Which is nice actually since prior to the flight they announced over the PA that "We at Qatar are dedicated to provide you the best service. If you have anything to complain, please do ask for our Customer Satisfaction card". Oh, of course I did.
"You have the better plane, the seat smells new, the buttons all works, your music library is epic and that funky neon lights are cool. Yet, I had more fun on Lufthansa".
Oh I don't care if they tore up the card. I feel good. Somehow my Kelantan genes are hard at work that day, if you know what I mean.
But then again, I do miss holding hands with the Malaysia Airlines stewardess as she walked me all the way from the terminal to my seat. She too gave me undivided attention on my short flight from Alor Setar to KL.
Maybe because back then I was a young passenger traveling alone. Heh.

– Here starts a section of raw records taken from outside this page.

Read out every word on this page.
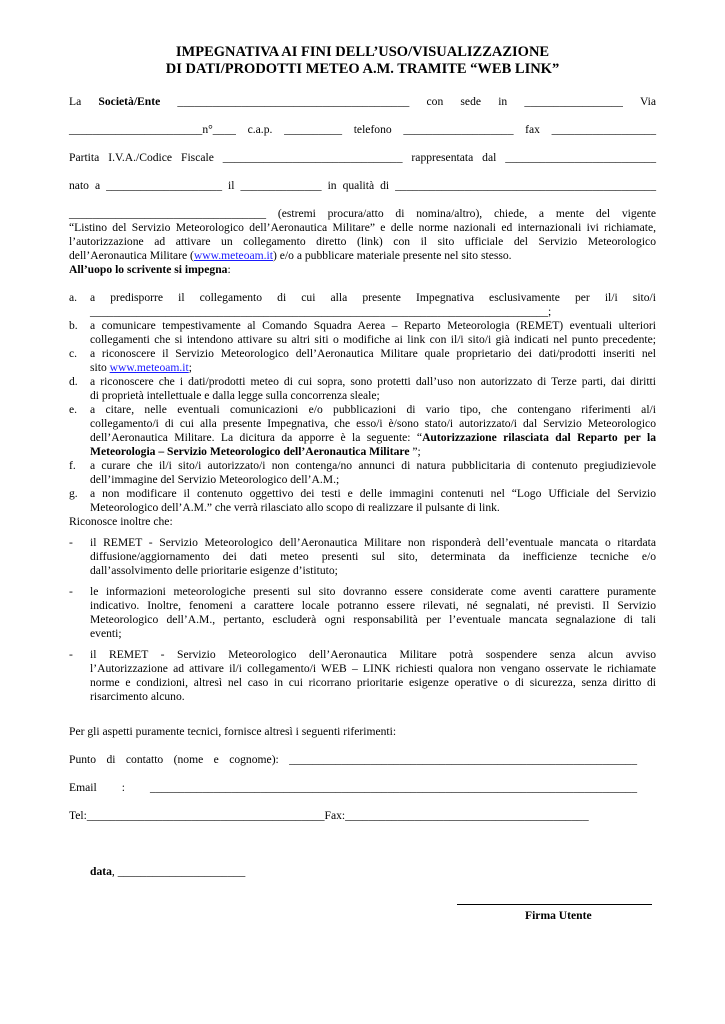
IMPEGNATIVA AI FINI DELL’USO/VISUALIZZAZIONE
DI DATI/PRODOTTI METEO A.M. TRAMITE “WEB LINK”
La Società/Ente ________________________________________ con sede in _________________ Via
_______________________n°____ c.a.p. __________ telefono ___________________ fax __________________
Partita I.V.A./Codice Fiscale _______________________________ rappresentata dal __________________________
nato a ____________________ il ______________ in qualità di _____________________________________________
__________________________________ (estremi procura/atto di nomina/altro), chiede, a mente del vigente
“Listino del Servizio Meteorologico dell’Aeronautica Militare” e delle norme nazionali ed internazionali ivi richiamate,
l’autorizzazione ad attivare un collegamento diretto (link) con il sito ufficiale del Servizio Meteorologico
dell’Aeronautica Militare (www.meteoam.it) e/o a pubblicare materiale presente nel sito stesso.
All’uopo lo scrivente si impegna:
a. a predisporre il collegamento di cui alla presente Impegnativa esclusivamente per il/i sito/i
_______________________________________________________________________________;
b. a comunicare tempestivamente al Comando Squadra Aerea – Reparto Meteorologia (REMET) eventuali ulteriori
collegamenti che si intendono attivare su altri siti o modifiche ai link con il/i sito/i già indicati nel punto precedente;
c. a riconoscere il Servizio Meteorologico dell’Aeronautica Militare quale proprietario dei dati/prodotti inseriti nel
sito www.meteoam.it;
d. a riconoscere che i dati/prodotti meteo di cui sopra, sono protetti dall’uso non autorizzato di Terze parti, dai diritti
di proprietà intellettuale e dalla legge sulla concorrenza sleale;
e. a citare, nelle eventuali comunicazioni e/o pubblicazioni di vario tipo, che contengano riferimenti al/i
collegamento/i di cui alla presente Impegnativa, che esso/i è/sono stato/i autorizzato/i dal Servizio Meteorologico
dell’Aeronautica Militare. La dicitura da apporre è la seguente: “Autorizzazione rilasciata dal Reparto per la
Meteorologia – Servizio Meteorologico dell’Aeronautica Militare ”;
f. a curare che il/i sito/i autorizzato/i non contenga/no annunci di natura pubblicitaria di contenuto pregiudizievole
dell’immagine del Servizio Meteorologico dell’A.M.;
g. a non modificare il contenuto oggettivo dei testi e delle immagini contenuti nel “Logo Ufficiale del Servizio
Meteorologico dell’A.M.” che verrà rilasciato allo scopo di realizzare il pulsante di link.
Riconosce inoltre che:
- il REMET - Servizio Meteorologico dell’Aeronautica Militare non risponderà dell’eventuale mancata o ritardata
diffusione/aggiornamento dei dati meteo presenti sul sito, determinata da inefficienze tecniche e/o
dall’assolvimento delle prioritarie esigenze d’istituto;
- le informazioni meteorologiche presenti sul sito dovranno essere considerate come aventi carattere puramente
indicativo. Inoltre, fenomeni a carattere locale potranno essere rilevati, né segnalati, né previsti. Il Servizio
Meteorologico dell’A.M., pertanto, escluderà ogni responsabilità per l’eventuale mancata segnalazione di tali
eventi;
- il REMET - Servizio Meteorologico dell’Aeronautica Militare potrà sospendere senza alcun avviso
l’Autorizzazione ad attivare il/i collegamento/i WEB – LINK richiesti qualora non vengano osservate le richiamate
norme e condizioni, altresì nel caso in cui ricorrano prioritarie esigenze operative o di sicurezza, senza diritto di
risarcimento alcuno.
Per gli aspetti puramente tecnici, fornisce altresì i seguenti riferimenti:
Punto di contatto (nome e cognome): ____________________________________________________________
Email : ____________________________________________________________________________________
Tel:_________________________________________Fax:__________________________________________
data, ______________________
Firma Utente
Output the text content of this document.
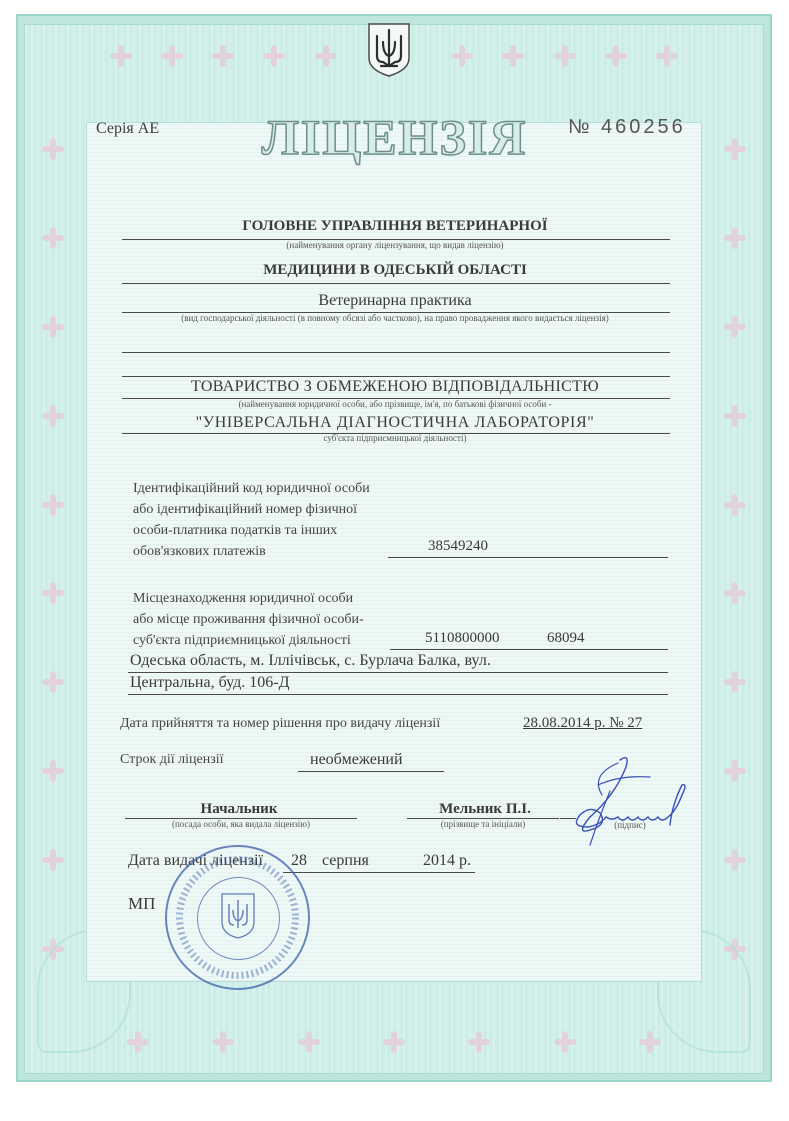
Серія АЕ	ЛІЦЕНЗІЯ	№ 460256
ГОЛОВНЕ УПРАВЛІННЯ ВЕТЕРИНАРНОЇ
(найменування органу ліцензування, що видав ліцензію)
МЕДИЦИНИ В ОДЕСЬКІЙ ОБЛАСТІ
Ветеринарна практика
(вид господарської діяльності (в повному обсязі або частково), на право провадження якого видається ліцензія)
ТОВАРИСТВО З ОБМЕЖЕНОЮ ВІДПОВІДАЛЬНІСТЮ
(найменування юридичної особи, або прізвище, ім'я, по батькові фізичної особи -
"УНІВЕРСАЛЬНА ДІАГНОСТИЧНА ЛАБОРАТОРІЯ"
суб'єкта підприємницької діяльності)
Ідентифікаційний код юридичної особи
або ідентифікаційний номер фізичної
особи-платника податків та інших
обов'язкових платежів	38549240
Місцезнаходження юридичної особи
або місце проживання фізичної особи-
суб'єкта підприємницької діяльності	5110800000	68094
Одеська область, м. Іллічівськ, с. Бурлача Балка, вул.
Центральна, буд. 106-Д
Дата прийняття та номер рішення про видачу ліцензії	28.08.2014 р. № 27
Строк дії ліцензії	необмежений
Начальник
(посада особи, яка видала ліцензію)
Мельник П.І.
(прізвище та ініціали)	(підпис)
Дата видачі ліцензії 28 серпня	2014 р.
МП
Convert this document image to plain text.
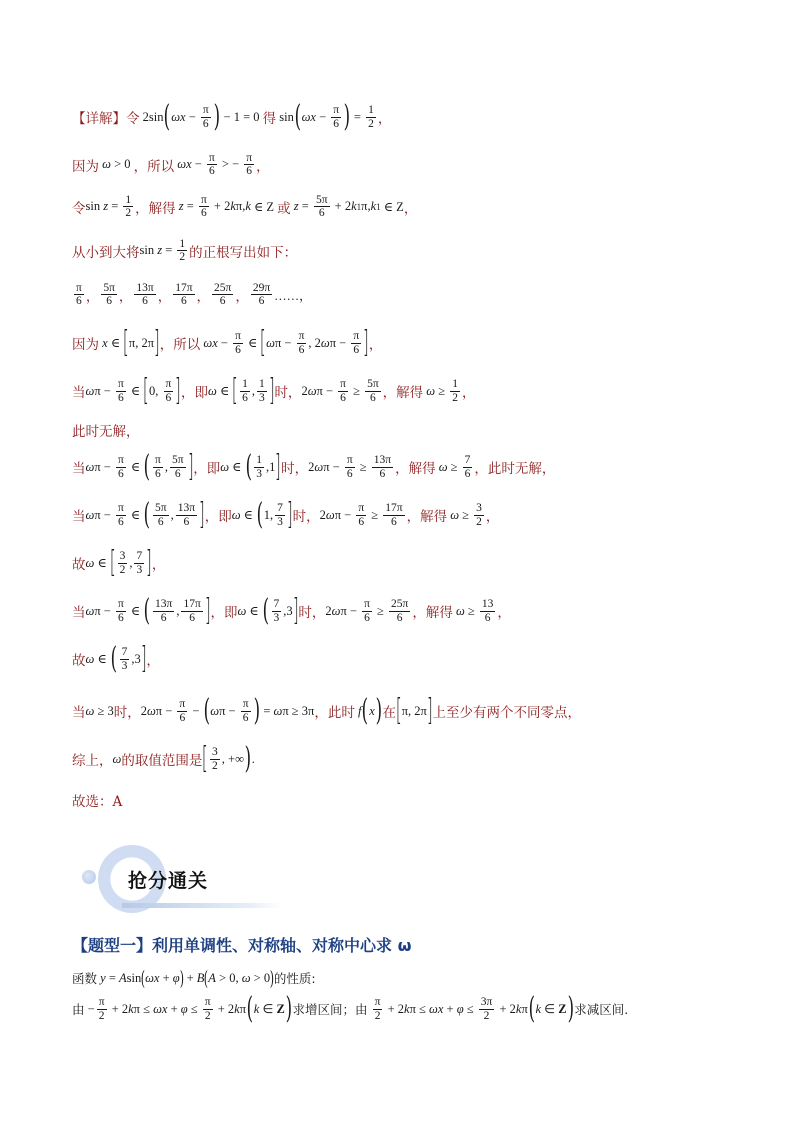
【详解】 令 2sin ( $\omega x - \frac{\pi}{6}$ ) − 1 = 0 得 sin ( $\omega x - \frac{\pi}{6}$ ) = $\frac{1}{2}$ ，
因为 ω > 0 ，所以 $\omega x - \frac{\pi}{6}$ > − $\frac{\pi}{6}$ ，
令 $\sin z = \frac{1}{2}$ ，解得 $z = \frac{\pi}{6} + 2$ k π, k ∈ Z 或 $z = \frac{5\pi}{6} + 2$ k 1 π, k 1 ∈ Z ，
从小到大将 $\sin z = \frac{1}{2}$ 的正根写出如下：
$\frac{\pi}{6}$ ， $\frac{5\pi}{6}$ ， $\frac{13\pi}{6}$ ， $\frac{17\pi}{6}$ ， $\frac{25\pi}{6}$ ， $\frac{29\pi}{6}$ ……，
因为 x ∈ [ π, 2π ] ，所以 $\omega x - \frac{\pi}{6}$ ∈ [ ω $\pi - \frac{\pi}{6}$ , 2 ω $\pi - \frac{\pi}{6}$ ] ，
当 ω $\pi - \frac{\pi}{6}$ ∈ [ 0, $\frac{\pi}{6}$ ] ，即 ω ∈ [ $\frac{1}{6}$ , $\frac{1}{3}$ ] 时， 2 ω $\pi - \frac{\pi}{6} \ge \frac{5\pi}{6}$ ，解得 $\omega \ge \frac{1}{2}$ ，
此时无解，
当 ω $\pi - \frac{\pi}{6}$ ∈ ( $\frac{\pi}{6}$ , $\frac{5\pi}{6}$ ] ，即 ω ∈ ( $\frac{1}{3} ,1$ ] 时， 2 ω $\pi - \frac{\pi}{6} \ge \frac{13\pi}{6}$ ，解得 $\omega \ge \frac{7}{6}$ ，此时无解，
当 ω $\pi - \frac{\pi}{6}$ ∈ ( $\frac{5\pi}{6}$ , $\frac{13\pi}{6}$ ] ，即 ω ∈ ( 1, $\frac{7}{3}$ ] 时， 2 ω $\pi - \frac{\pi}{6} \ge \frac{17\pi}{6}$ ，解得 $\omega \ge \frac{3}{2}$ ，
故 ω ∈ [ $\frac{3}{2}$ , $\frac{7}{3}$ ] ，
当 ω $\pi - \frac{\pi}{6}$ ∈ ( $\frac{13\pi}{6}$ , $\frac{17\pi}{6}$ ] ，即 ω ∈ ( $\frac{7}{3} ,3$ ] 时， 2 ω $\pi - \frac{\pi}{6} \ge \frac{25\pi}{6}$ ，解得 $\omega \ge \frac{13}{6}$ ，
故 ω ∈ ( $\frac{7}{3} ,3$ ] ，
当 ω ≥ 3 时， 2 ω $\pi - \frac{\pi}{6}$ − ( ω $\pi - \frac{\pi}{6}$ ) = ω π ≥ 3π ，此时 f ( x ) 在 [ π, 2π ] 上至少有两个不同零点，
综上， ω 的取值范围是 [ $\frac{3}{2}$ , +∞ ) .
故选：A
抢分通关
【题型一】利用单调性、对称轴、对称中心求 ω
函数 y = A sin ( ωx + φ ) + B ( A > 0, ω > 0 ) 的性质:
由 − $\frac{\pi}{2} + 2$ k $\pi \le \omega x + \varphi \le \frac{\pi}{2} + 2$ k π ( k ∈ Z ) 求增区间；由
$\frac{\pi}{2} + 2$ k $\pi \le \omega x + \varphi \le \frac{3\pi}{2} + 2$ k π ( k ∈ Z ) 求减区间.
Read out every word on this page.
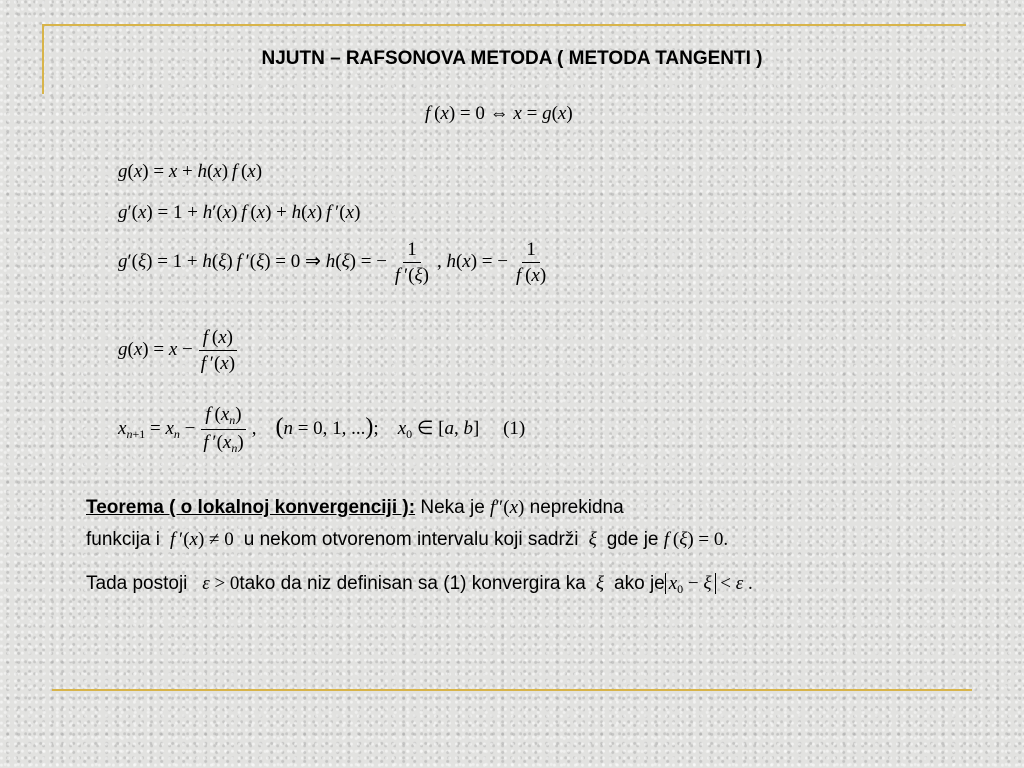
NJUTN – RAFSONOVA METODA ( METODA TANGENTI )
f (x) = 0 ⇔ x = g(x)
g(x) = x + h(x) f (x)
g′(x) = 1 + h′(x) f (x) + h(x) f ′(x)
g′(ξ) = 1 + h(ξ) f ′(ξ) = 0 ⇒ h(ξ) = − $\frac{1}{f '(\xi)}$ , h(x) = − $\frac{1}{f (x)}$
$g(x) = x - \frac{f (x)}{f '(x)}$
$x_{n+1} = x_n - \frac{f (x_n)}{f '(x_n)}$ ,    (n = 0, 1, ...);    $x_0$ ∈ [a, b]     (1)
Teorema ( o lokalnoj konvergenciji ): Neka je f″(x) neprekidna
funkcija i f ′(x) ≠ 0  u nekom otvorenom intervalu koji sadrži ξ gde je f (ξ) = 0.
Tada postoji ε > 0tako da niz definisan sa (1) konvergira ka ξ ako je $x_0 - \xi < \varepsilon$ .
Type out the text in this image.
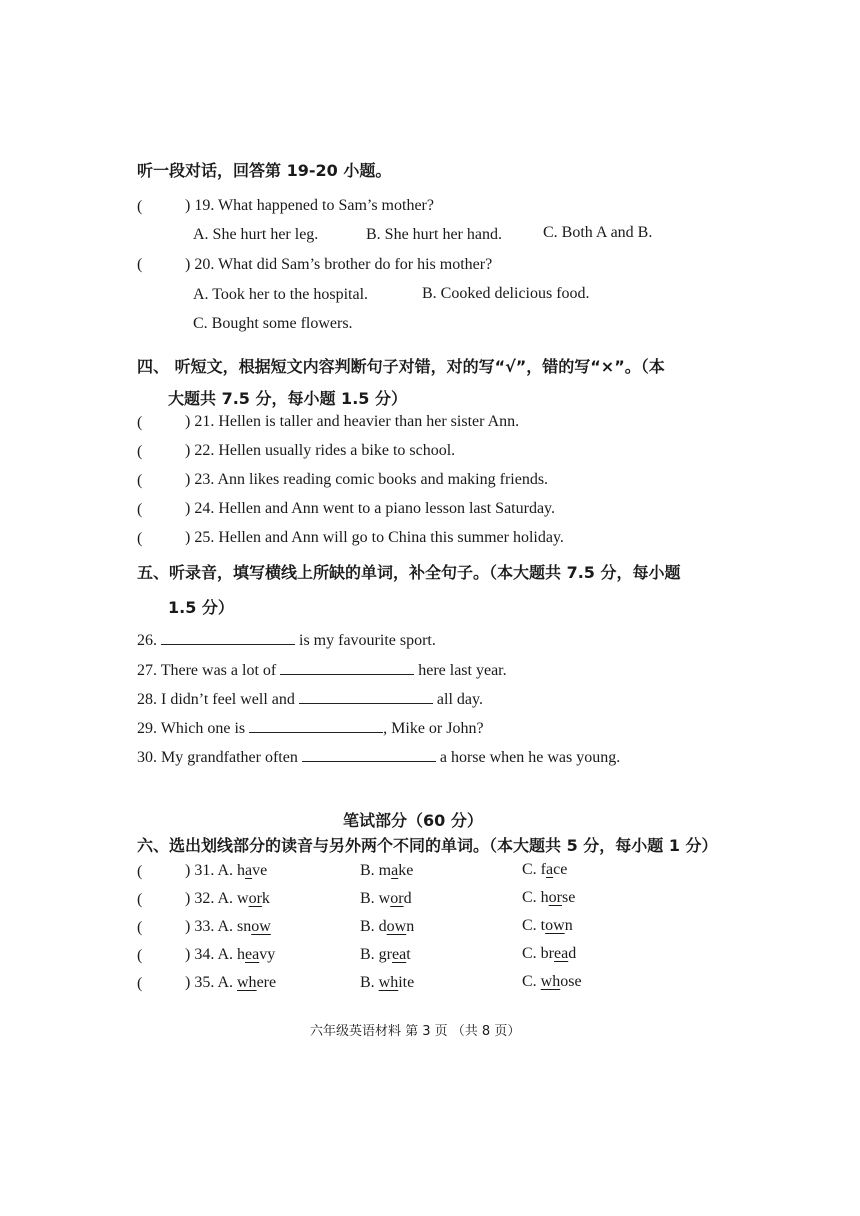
听一段对话，回答第 19-20 小题。
(	) 19. What happened to Sam’s mother?
A. She hurt her leg.	B. She hurt her hand.	C. Both A and B.
(	) 20. What did Sam’s brother do for his mother?
A. Took her to the hospital.	B. Cooked delicious food.
C. Bought some flowers.
四、 听短文，根据短文内容判断句子对错，对的写“√”，错的写“×”。（本
大题共 7.5 分，每小题 1.5 分）
(	) 21. Hellen is taller and heavier than her sister Ann.
(	) 22. Hellen usually rides a bike to school.
(	) 23. Ann likes reading comic books and making friends.
(	) 24. Hellen and Ann went to a piano lesson last Saturday.
(	) 25. Hellen and Ann will go to China this summer holiday.
五、听录音，填写横线上所缺的单词，补全句子。（本大题共 7.5 分，每小题
1.5 分）
26.	is my favourite sport.
27. There was a lot of	here last year.
28. I didn’t feel well and	all day.
29. Which one is	, Mike or John?
30. My grandfather often	a horse when he was young.
笔试部分（60 分）
六、选出划线部分的读音与另外两个不同的单词。（本大题共 5 分，每小题 1 分）
(	) 31. A. have	B. make	C. face
(	) 32. A. work	B. word	C. horse
(	) 33. A. snow	B. down	C. town
(	) 34. A. heavy	B. great	C. bread
(	) 35. A. where	B. white	C. whose
六年级英语材料 第 3 页 （共 8 页）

Chuck Palahniuk in Fight Club wrote about single serving friends. Those people you know from the small talks on flights. Thinking about that I guess I don't mind having single serving friends, and being one myself. Our memories of them are pure, simply based on that few hours that we know each other. And then it's over. You remember the deeds, not the faces, not the names. Sometimes you would wonder more about them; who they are, what they actually do. But how are you to know? They then become a mystery and that makes it all more beautiful.
Just like the night when Ted Mosby met Victoria over at Claudia's wedding. Before he ruined it all.